Under the old housing aid model, communities subsidizing homeownership helped low- and moderate-income families get into new housing. If housing prices suddenly took off, only the homeowner benefited although all the cost of getting into the new house was through public monies.

"I don’t know of any corporation that makes an investment of tens of thousands of dollars and just throws it away after five years," said Roger Lewis, executive director of the National CLT Network. "The CLT model allows organizations to keep some of the appreciation by attaching conditions of permanent affordability within the homeownership."

The key condition being the homeowner can’t resell the home at any price.

"You are getting a house at a low price and it has to be sold at a low price," said Lewis. "The rights of the private market are restricted in a community land trust house. That’s the trade-off."

Restricting the sale price allows the current homeowner to realize some wealth from owning the home, while the opportunity to buy affordable housing is then passed on to the next owner, said Thaden.

Besides being a good explainer, Thaden is also a fine researcher. She was the person who undertook the study to determine how CLT homeownership numbers stacked up against the general market.

Her findings showed:

  • 1.3 percent of the mortgage loans held by CLT homeowners were seriously delinquent (defined as loans at least 90 days delinquent or in foreclosure proceedings) at the end of 2010, compared with a delinquency rate of 8.57 percent of the mortgage loans in the conventional market as reported by the Mortgage Bankers Association (MBA).
  • 0.46 percent of the mortgage loans held by CLT homeowners were in foreclosure proceedings at the end of 2010, compared with a foreclosure rate of 4.63 percent reported by the MBA among the owners of market-rate homes.
  • While the rate of delinquent mortgages and foreclosures climbed every year from 2008 through the end of 2010, serious delinquency and foreclosure rates steadily declined every year between 2008 and 2010 in mortgages held by CLT homeowners.

"The findings make sense, as CLTs are ensuring that homeowners obtain sound, affordable, fixed-rate mortgages," said Thaden. "And because of the stewardship model, the homeowners in CLT homes are ending up with better outcomes if they are becoming delinquent."

A CLT measure of success is different from the general market, Lewis said. "It isn’t how many people get into homes.
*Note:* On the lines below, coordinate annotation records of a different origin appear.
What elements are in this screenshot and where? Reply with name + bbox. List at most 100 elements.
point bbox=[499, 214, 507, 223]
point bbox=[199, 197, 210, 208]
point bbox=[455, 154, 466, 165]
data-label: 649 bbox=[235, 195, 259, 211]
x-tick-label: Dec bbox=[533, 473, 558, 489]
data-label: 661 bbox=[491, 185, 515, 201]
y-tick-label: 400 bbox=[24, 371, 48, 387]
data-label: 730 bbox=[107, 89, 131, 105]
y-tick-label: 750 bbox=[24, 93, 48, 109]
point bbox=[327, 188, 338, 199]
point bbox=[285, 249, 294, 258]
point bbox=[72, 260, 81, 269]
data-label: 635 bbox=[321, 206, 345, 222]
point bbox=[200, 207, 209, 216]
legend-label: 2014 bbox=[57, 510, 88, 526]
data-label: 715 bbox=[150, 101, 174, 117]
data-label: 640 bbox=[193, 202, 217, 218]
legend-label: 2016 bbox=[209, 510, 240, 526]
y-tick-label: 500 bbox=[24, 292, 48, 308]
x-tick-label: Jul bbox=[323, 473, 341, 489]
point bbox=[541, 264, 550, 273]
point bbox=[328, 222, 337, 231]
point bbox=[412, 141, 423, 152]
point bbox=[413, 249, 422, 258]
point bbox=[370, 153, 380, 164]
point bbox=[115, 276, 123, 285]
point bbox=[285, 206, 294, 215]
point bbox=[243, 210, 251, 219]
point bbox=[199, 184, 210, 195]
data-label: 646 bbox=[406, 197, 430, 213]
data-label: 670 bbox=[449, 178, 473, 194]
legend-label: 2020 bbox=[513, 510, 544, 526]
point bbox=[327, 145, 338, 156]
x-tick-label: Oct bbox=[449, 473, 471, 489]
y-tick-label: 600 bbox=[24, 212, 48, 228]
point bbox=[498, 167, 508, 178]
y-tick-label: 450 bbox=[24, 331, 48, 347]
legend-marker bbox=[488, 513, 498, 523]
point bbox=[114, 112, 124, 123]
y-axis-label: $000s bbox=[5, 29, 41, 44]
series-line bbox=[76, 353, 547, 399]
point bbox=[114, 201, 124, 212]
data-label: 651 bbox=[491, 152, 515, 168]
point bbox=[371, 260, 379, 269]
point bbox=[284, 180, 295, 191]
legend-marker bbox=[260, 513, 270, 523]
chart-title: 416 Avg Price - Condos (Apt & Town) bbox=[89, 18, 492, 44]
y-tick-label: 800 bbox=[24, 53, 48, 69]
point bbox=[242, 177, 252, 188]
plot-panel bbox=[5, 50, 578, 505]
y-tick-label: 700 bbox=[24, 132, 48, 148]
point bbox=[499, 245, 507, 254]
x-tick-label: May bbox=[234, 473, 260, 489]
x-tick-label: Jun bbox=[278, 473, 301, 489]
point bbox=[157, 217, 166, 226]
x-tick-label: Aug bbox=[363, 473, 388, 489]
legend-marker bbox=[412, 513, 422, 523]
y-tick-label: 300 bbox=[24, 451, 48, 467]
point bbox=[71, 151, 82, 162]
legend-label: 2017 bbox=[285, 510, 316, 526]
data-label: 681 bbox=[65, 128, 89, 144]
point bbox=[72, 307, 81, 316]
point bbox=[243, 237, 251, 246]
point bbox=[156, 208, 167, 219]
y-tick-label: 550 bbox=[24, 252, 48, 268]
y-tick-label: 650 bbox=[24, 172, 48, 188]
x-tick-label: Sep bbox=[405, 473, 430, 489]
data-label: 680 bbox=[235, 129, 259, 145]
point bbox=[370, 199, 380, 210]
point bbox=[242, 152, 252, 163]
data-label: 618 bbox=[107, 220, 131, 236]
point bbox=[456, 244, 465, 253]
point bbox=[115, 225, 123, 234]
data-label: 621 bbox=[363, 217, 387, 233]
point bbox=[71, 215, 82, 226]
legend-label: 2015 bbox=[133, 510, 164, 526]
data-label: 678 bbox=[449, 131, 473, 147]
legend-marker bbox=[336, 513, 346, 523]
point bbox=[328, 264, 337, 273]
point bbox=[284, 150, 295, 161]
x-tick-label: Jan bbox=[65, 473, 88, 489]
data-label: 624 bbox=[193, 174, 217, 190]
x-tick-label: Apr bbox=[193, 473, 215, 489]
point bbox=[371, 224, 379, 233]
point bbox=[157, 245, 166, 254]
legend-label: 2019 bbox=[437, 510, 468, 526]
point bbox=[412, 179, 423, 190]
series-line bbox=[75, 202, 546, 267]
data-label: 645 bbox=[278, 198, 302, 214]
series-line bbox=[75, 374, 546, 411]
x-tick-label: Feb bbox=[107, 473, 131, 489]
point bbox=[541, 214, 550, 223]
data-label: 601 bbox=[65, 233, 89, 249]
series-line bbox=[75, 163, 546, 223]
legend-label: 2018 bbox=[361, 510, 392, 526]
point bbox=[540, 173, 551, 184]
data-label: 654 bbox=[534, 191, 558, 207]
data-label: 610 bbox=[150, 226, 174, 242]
The measure of success is the homeowner.

CLT works with people on the front end. You just can’t get a mortgage — it has to be approved. Secondly, when people are delinquent, CLT finds out and works with them, developing options and understanding the situation. Success is based on where the homeowner ends up."

The City of Lakes Community Land Trust (CLCLT) in Minneapolis has purchased 130 properties since being formed in 2004. It has had only three foreclosures to date.

As can be expected, the housing bust has turned into a great opportunity for CLCLT. With houses cheaper, more people can enter the program. "We have been able to help people that we would not have been able to help four years ago," said Staci Horowitz, CLCLT’s program director.

CLCLT focuses on helping individuals and families at 80 percent or below the Minneapolis area’s median income through what it calls a buyer-initiated program.

"The homebuyers select the brokers they want to work with and then we have a meeting with them to talk through the parameters of the program," said Horowitz. "Part of the reason we have that meeting is that the broker needs to have an understanding of what the program is about."

To which, Horowitz added, "For a majority of Realtors, especially after they have gone through a transaction with us, it gives them an opportunity to have a larger customer base because they have a way to help individuals who they might not have been able to help before."

One other benefit for the Realtors and the general market: "Over 60 percent of CLT households eventually go into the general market. We are talking about a housing market solution," said Lewis.